Hard break, lockstep release, single migration boundary. tap migrate scan takes care of the auto-migratable plans (W3C envelope wrapping a body that already happens to use only v2 ops). The rest get a re-forge or a hand-rewrite. The migration tool dogfooded itself against the 65-tap community corpus before this post went live.
The parent v2 schema ADR is one document. Eight more sit beneath it, each gating a downstream decision. They are public for the same reason this post is public: when you ask "why does Tap v2 do X," the answer is one click deep, not a slack DM.
| ADR | What it locks |
|---|---|
| Ecosystem v2 launch | The lockstep release across 5 surfaces (this site, tap-skills, plugins, npm, brew) |
| Plan versioning | Sequential integer schema version + semver-major package bump |
| Distribution model | Per-author namespace, trust tiering, curated subtree CI gate |
| Plugin runtime model | Plugins as MCP sub-servers, not in-process imports |
| Forge AI lifecycle | Forge as inspect+draft; deterministic templates first, AI long-tail |
| Error handling philosophy | Two-arm RuntimeResult; no silent capability degradation |
| Auth + multi-user | Local-first license; no cloud user database |
| Cross-machine intent coord | Server-free dedup over key + intent state machine |
Read them at /adrs/. Each is 200–600 lines, follows the same Context → Decision → Application → Risks shape, and was written before the corresponding code shipped — not retconned afterward.
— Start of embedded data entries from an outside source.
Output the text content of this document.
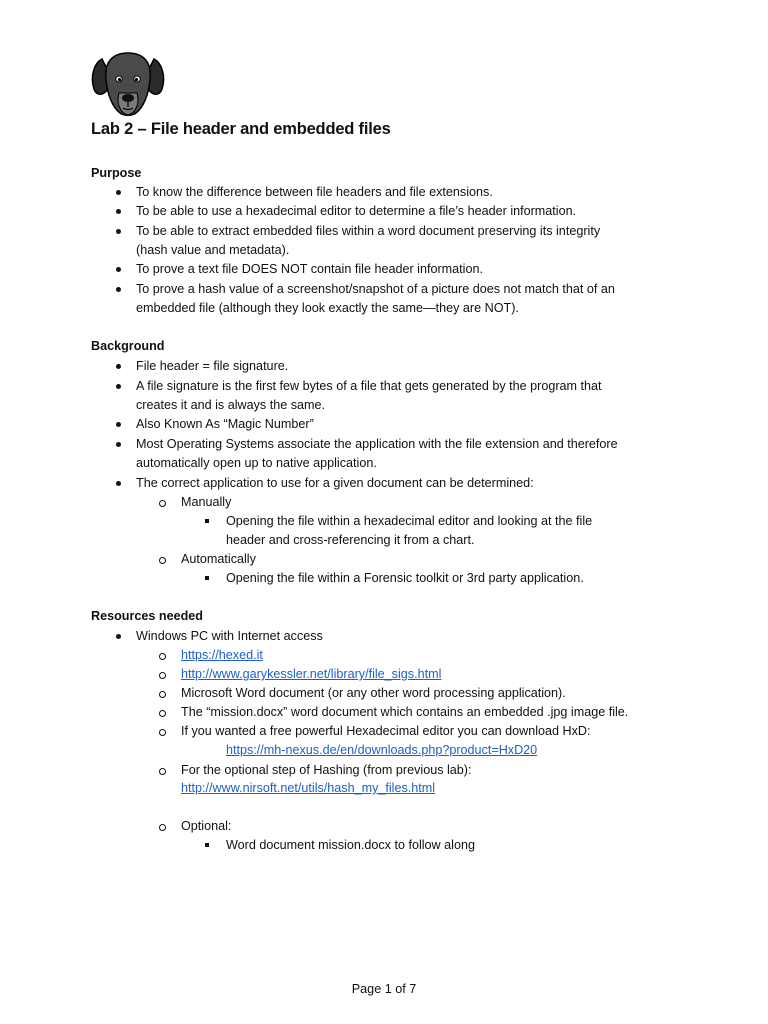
Lab 2 – File header and embedded files
Purpose
To know the difference between file headers and file extensions.
To be able to use a hexadecimal editor to determine a file’s header information.
To be able to extract embedded files within a word document preserving its integrity
(hash value and metadata).
To prove a text file DOES NOT contain file header information.
To prove a hash value of a screenshot/snapshot of a picture does not match that of an
embedded file (although they look exactly the same—they are NOT).
Background
File header = file signature.
A file signature is the first few bytes of a file that gets generated by the program that
creates it and is always the same.
Also Known As “Magic Number”
Most Operating Systems associate the application with the file extension and therefore
automatically open up to native application.
The correct application to use for a given document can be determined:
Manually
Opening the file within a hexadecimal editor and looking at the file
header and cross-referencing it from a chart.
Automatically
Opening the file within a Forensic toolkit or 3rd party application.
Resources needed
Windows PC with Internet access
https://hexed.it
http://www.garykessler.net/library/file_sigs.html
Microsoft Word document (or any other word processing application).
The “mission.docx” word document which contains an embedded .jpg image file.
If you wanted a free powerful Hexadecimal editor you can download HxD:
https://mh-nexus.de/en/downloads.php?product=HxD20
For the optional step of Hashing (from previous lab):
http://www.nirsoft.net/utils/hash_my_files.html
Optional:
Word document mission.docx to follow along
Page 1 of 7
If you have v0.x packages pinned, nothing breaks. v0.x stays installable forever; we never npm unpublish. The npm deprecate notice points at the migration guide. Upgrade on your schedule.
If you are starting fresh, install v1.0:
$ npm install @taprun/spec@^1 @taprun/from-playwright@^1
$ npx create-tap-script@latest my-tap
If you have local taps to migrate, the path is one CLI call:
$ tap migrate scan # inventory the v1 corpus
Step-by-step in the Migration guide. The from-stagehand adapter is permanently deprecated — Stagehand requires Browserbase to run, which contradicts the local-first stance the rest of v2 is built around. Use from-playwright instead; the underlying Playwright control flow is what Stagehand wraps anyway.
Eighty-five thousand lines is a lot of code to delete. None of it was wrong when it was written; it was right for the version of the product that existed at the time. The discipline behind v2 is not "delete more"; it is "let the schema dictate the engine, then write down why the schema is the way it is, then make the type system fail loudly when the engine drifts away."
Browser automation that runs in your browser, not someone else's cloud. Same line as last year. The plumbing behind it is now small enough that one person can read every load-bearing decision in an afternoon — and they should be able to, because every one of those decisions is an ADR away.
v1.0 packages are live. The migration is one CLI call for auto-migratable plans, and the v0.x lockfile path stays open if you'd rather wait. Read the design records at /adrs/.